Clarissa (Chriss) May Joyce Tetlock
Chriss Tetlock, a community activist, spearheaded the opening of the North End Women’s Centre.
Clarissa (Chriss) May Joyce Tetlock (nee Spencer) was born on April 28, 1941, in Dauphin. She moved to Winnipeg, married and after 11 years of marriage, and four children, she was divorced and a single mother living in assisted low-income housing.
At the age of 38 she applied to the University of Manitoba for adult education and training, completing her degree in 1985 and making the Dean’s honor list.
The concept of a women’s centre arose from an evening of conversation with Tetlock and two other women discussing the need for services for women and their families in Winnipeg’s North End. By 1984, Tetlock along with help from the advisory committee and agency representatives were able to secure funding a two-year grant through the Winnipeg Core Area Initiative. The North End Women’s Centre (NEWC) officially opened its doors to the public in April of 1985.
Tetlock served as executive director for over 20 years.
In 1994, the centre relocated to its current home at 394 Selkirk Ave. Core funding for NEWC comes from the United Way of Winnipeg and family violence prevention program of the Province of Manitoba, as well as a variety of other funding.
In 2006, NEWC opened a transitional housing facility in the West End of Winnipeg called the Betty Berg House.

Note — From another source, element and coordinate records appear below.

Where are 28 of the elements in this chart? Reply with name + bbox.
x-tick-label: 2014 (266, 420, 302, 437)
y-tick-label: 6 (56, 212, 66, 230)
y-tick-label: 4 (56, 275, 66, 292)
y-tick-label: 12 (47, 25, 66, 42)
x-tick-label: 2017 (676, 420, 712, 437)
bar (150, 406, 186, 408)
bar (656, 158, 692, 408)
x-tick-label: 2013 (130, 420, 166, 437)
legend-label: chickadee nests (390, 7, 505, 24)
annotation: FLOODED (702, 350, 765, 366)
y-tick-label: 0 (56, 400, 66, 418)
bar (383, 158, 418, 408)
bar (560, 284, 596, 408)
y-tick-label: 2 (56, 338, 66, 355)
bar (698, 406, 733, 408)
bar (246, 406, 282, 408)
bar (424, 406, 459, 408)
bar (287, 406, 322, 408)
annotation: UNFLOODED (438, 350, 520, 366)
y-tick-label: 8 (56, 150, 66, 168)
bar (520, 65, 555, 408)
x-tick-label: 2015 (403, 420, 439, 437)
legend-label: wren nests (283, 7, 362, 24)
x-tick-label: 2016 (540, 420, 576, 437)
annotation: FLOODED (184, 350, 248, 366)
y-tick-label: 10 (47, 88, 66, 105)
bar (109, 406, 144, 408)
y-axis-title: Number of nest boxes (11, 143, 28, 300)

The Betty Berg House provides safe and affordable short and long term transitional housing for women struggling with issues of mental health, problematic substance use and homelessness.
Dedicated to community development and mobilization, Tetlock partnered with sister organizations to support the development of the mandates of Wahbung Abinoonjiiag, Oyati Tipi Cumini Yape, and North Point Douglas Women’s Centre.

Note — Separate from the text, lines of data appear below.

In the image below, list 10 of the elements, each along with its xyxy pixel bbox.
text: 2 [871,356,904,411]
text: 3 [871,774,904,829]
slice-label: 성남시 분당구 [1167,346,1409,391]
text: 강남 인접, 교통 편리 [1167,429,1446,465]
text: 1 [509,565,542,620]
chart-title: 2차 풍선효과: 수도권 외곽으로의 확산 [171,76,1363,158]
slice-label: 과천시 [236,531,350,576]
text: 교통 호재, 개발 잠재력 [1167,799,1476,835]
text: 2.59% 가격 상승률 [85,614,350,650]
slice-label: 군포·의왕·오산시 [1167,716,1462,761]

NEWC’s impact on the community has been tremendous with countless women and their families benefiting from the variety of services and training programs.
Tetlock retired from NEWC at the age of 63. During the 20 years as executive director, she sat on numerous boards, was instrumental in developing other resource centres and received several awards for her community service.
Often referred to as the Queen of Selkirk Avenue, Tetlock was well loved and respected in the community for her leadership, vision, generosity and kindness.
In 2012, Chriss Tetlock Place opened its doors in honour of her vision, commitment and dedication to serving women and their families living within the core area of Winnipeg. Chriss Tetlock Place hosts women in supportive transitional housing in a safe and welcoming environment.
Chriss Tetlock died in 2011. Her legacy lives on through the countless number of women and their families that have received support and development opportunities from the North End Women’s Centre.